Einde inhoudsopgave
Besluit onroerende zaken omzetbelasting
4.4.2 Onbebouwde grond
Geldend
Geldend vanaf 01-01-2024
- Bronpublicatie:
12-12-2023, Stcrt. 2003, 31602 (uitgifte: 14-12-2003, regelingnummer: 2023-26908)
- Inwerkingtreding
01-01-2024
- Bronpublicatie inwerkingtreding:
12-12-2023, Stcrt. 2003, 31602 (uitgifte: 14-12-2003, regelingnummer: 2023-26908)
- Vakgebied(en)
Omzetbelasting / Belastingplichtige en -schuldige
Omzetbelasting / Levering van goederen en diensten
Omzetbelasting / Vrijstelling
Voor de btw moet onderscheid gemaakt worden tussen grond die is bebouwd met een gebouw (zie § 3.2.1) en onbebouwde grond. Onbebouwde grond is alle grond waarop of waarin zich geen gebouw bevindt. Het bewerken van een terrein met natuurlijke materialen en het uitgraven van een terrein om een verdieping aan te brengen of een waterpartij aan te leggen zijn geen werkzaamheden die ertoe leiden dat een gebouw ontstaat.1. Er blijft sprake van onbebouwde grond.
De volledige sloop van een gebouw leidt tot onbebouwde grond. Grond waarop of waarin zich een gedeeltelijk gesloopt gebouw bevindt, vormt voor de btw-heffing in beginsel nog steeds bebouwde grond.

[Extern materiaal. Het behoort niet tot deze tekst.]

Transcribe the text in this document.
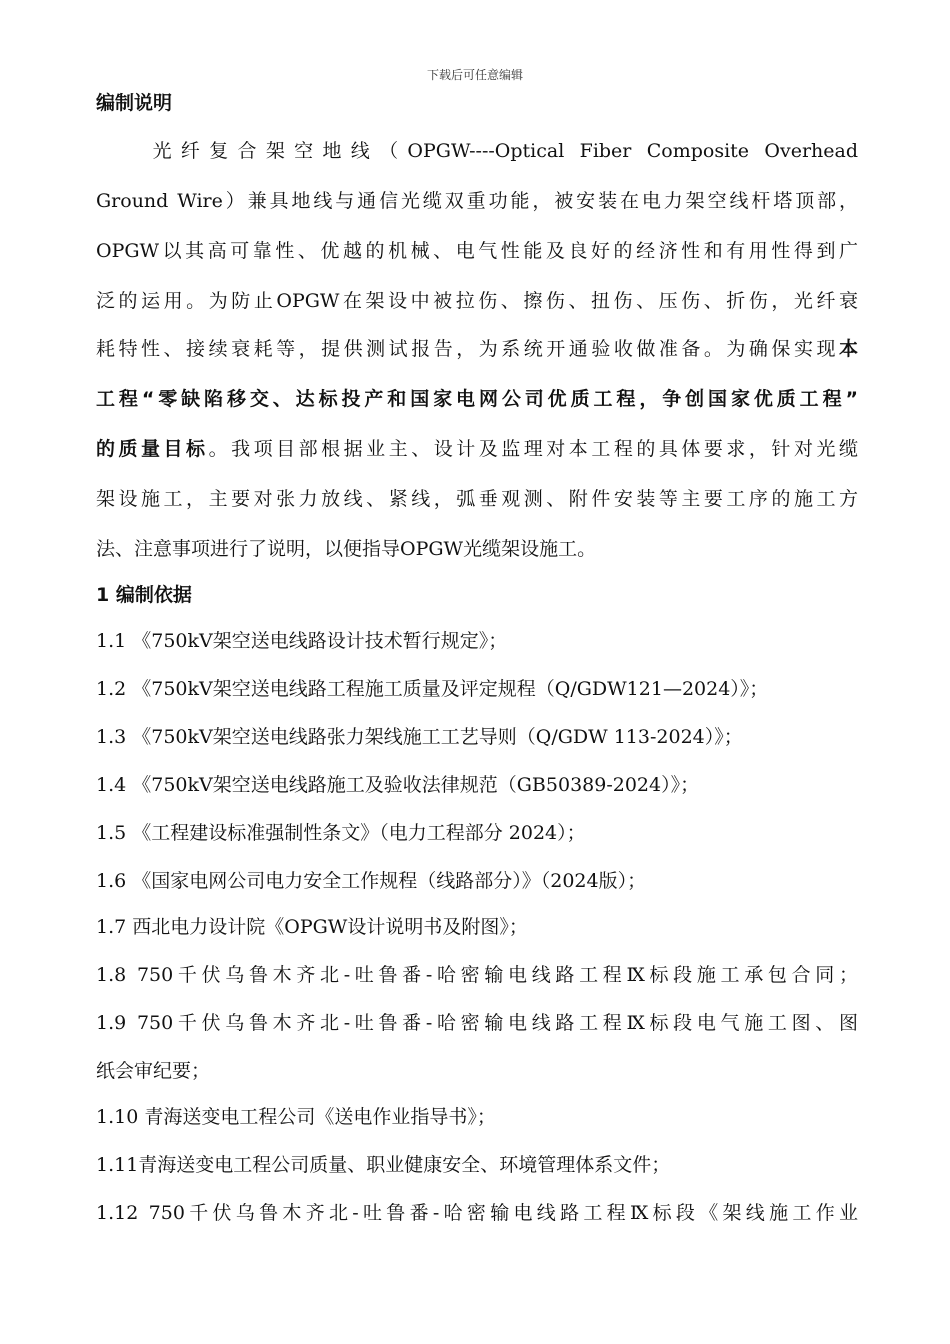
下载后可任意编辑
编制说明
　　光纤复合架空地线（OPGW----Optical Fiber Composite Overhead
Ground Wire）兼具地线与通信光缆双重功能，被安装在电力架空线杆塔顶部，
OPGW以其高可靠性、优越的机械、电气性能及良好的经济性和有用性得到广
泛的运用。为防止OPGW在架设中被拉伤、擦伤、扭伤、压伤、折伤，光纤衰
耗特性、接续衰耗等，提供测试报告，为系统开通验收做准备。为确保实现本
工程“零缺陷移交、达标投产和国家电网公司优质工程，争创国家优质工程”
的质量目标。我项目部根据业主、设计及监理对本工程的具体要求，针对光缆
架设施工，主要对张力放线、紧线，弧垂观测、附件安装等主要工序的施工方
法、注意事项进行了说明，以便指导OPGW光缆架设施工。
1 编制依据
1.1 《750kV架空送电线路设计技术暂行规定》；
1.2 《750kV架空送电线路工程施工质量及评定规程（Q/GDW121—2024）》；
1.3 《750kV架空送电线路张力架线施工工艺导则（Q/GDW 113-2024）》；
1.4 《750kV架空送电线路施工及验收法律规范（GB50389-2024）》；
1.5 《工程建设标准强制性条文》（电力工程部分 2024）；
1.6 《国家电网公司电力安全工作规程（线路部分）》（2024版）；
1.7 西北电力设计院《OPGW设计说明书及附图》；
1.8 750千伏乌鲁木齐北-吐鲁番-哈密输电线路工程Ⅸ标段施工承包合同；
1.9 750千伏乌鲁木齐北-吐鲁番-哈密输电线路工程Ⅸ标段电气施工图、图
纸会审纪要；
1.10 青海送变电工程公司《送电作业指导书》；
1.11青海送变电工程公司质量、职业健康安全、环境管理体系文件；
1.12 750千伏乌鲁木齐北-吐鲁番-哈密输电线路工程Ⅸ标段《架线施工作业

Van onbebouwde grond is wel sprake bij een perceel grond waarin zich alleen nog oude heipalen bevinden die in de grond blijven zitten en die geen functie meer vervullen voor een nieuw te realiseren opstal.
Wanneer ten tijde van de overdracht een terrein nog bebouwd is maar deze levering onderdeel uitmaakt van een samengestelde prestatie met sloop, kan het voorwerp van de levering onbebouwde grond zijn.2. Het is daarbij niet van belang of de sloop op het moment van de juridische levering al is aangevangen.
Als op het moment van de levering sloop- en verbouwingswerkzaamheden zijn verricht, is van belang of deze behoren tot de door de verkoper tegenover de koper overeengekomen prestatie. Als dat niet het geval is, wordt bij de beoordeling of sprake is van (on)bebouwde grond of een bouwterrein geen rekening gehouden met die werkzaamheden.3.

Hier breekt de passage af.